Apoptosis induced by albumin overload in renal tissues requires PKC-δ. Male PKC-δ knockout mice and their wild-type littermates were injected with albumin at 10 mg/g body weight for 5 consecutive days per week for 6 weeks. Control animals received comparable volumes of saline. (A) At the end of albumin injections, kidney tissues were collected for immunoblot analysis of Tyr-311-phosphorylated PKC-δ and total PKC-δ. The blot was reprobed for cyclophilin B to monitor protein loading and transferring. (B) Kidneys were fixed in 4% paraformaldehyde and paraffin embedded for TUNEL assay.
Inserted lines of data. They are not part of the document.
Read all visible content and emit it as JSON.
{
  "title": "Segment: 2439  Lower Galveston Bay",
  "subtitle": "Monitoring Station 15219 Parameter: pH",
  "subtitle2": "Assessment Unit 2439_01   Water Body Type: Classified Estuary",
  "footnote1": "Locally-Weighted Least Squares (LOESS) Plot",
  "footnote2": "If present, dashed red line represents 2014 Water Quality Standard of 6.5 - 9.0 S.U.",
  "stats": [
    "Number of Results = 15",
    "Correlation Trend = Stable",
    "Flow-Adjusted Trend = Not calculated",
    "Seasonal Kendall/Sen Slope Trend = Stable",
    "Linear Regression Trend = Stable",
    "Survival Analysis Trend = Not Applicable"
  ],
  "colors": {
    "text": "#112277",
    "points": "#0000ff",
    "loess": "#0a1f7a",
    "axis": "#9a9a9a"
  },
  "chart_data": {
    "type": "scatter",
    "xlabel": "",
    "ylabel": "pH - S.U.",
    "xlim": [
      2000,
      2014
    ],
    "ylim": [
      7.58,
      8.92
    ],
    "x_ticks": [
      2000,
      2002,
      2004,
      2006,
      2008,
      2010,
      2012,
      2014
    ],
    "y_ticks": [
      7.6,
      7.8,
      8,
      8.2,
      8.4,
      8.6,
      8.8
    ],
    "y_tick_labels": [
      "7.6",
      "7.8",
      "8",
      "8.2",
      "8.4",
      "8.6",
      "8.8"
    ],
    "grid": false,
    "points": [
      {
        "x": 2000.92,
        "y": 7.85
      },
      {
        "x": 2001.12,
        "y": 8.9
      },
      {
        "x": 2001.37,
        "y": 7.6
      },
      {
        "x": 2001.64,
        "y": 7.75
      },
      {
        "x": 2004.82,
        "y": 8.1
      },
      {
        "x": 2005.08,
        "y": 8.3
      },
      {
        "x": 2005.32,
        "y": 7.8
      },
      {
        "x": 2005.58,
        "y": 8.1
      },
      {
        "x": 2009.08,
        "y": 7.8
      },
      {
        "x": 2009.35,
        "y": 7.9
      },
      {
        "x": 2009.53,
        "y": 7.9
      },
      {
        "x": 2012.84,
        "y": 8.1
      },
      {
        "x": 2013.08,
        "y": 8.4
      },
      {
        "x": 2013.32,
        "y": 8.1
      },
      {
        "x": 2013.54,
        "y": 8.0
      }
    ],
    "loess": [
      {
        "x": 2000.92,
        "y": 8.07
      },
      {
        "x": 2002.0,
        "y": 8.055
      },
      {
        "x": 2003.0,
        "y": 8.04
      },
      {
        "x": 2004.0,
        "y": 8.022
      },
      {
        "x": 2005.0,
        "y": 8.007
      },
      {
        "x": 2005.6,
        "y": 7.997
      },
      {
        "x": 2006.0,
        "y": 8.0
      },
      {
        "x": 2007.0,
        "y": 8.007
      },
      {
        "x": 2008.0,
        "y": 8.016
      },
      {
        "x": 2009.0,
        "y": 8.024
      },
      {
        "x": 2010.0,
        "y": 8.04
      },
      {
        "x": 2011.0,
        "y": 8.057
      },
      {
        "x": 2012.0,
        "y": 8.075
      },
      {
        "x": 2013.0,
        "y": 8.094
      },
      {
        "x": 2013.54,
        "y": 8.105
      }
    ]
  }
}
Apoptosis in renal tissues was quantified by counting the total of TUNEL-positive cells in 20 random fields at the magnification of ×200. Data are mean ± SD, n = 3. ^kP < 0.01, WT versus KO. (C) Representative images of TUNEL assay. Hoechst 33342 costaining was performed at the end of TUNEL staining to identify the nuclei. Magnification: ×400 in images; ×850 in inserts. Arrows show nuclei with positive TUNEL staining. Insets show TUNEL-positive nuclei at high magnifications.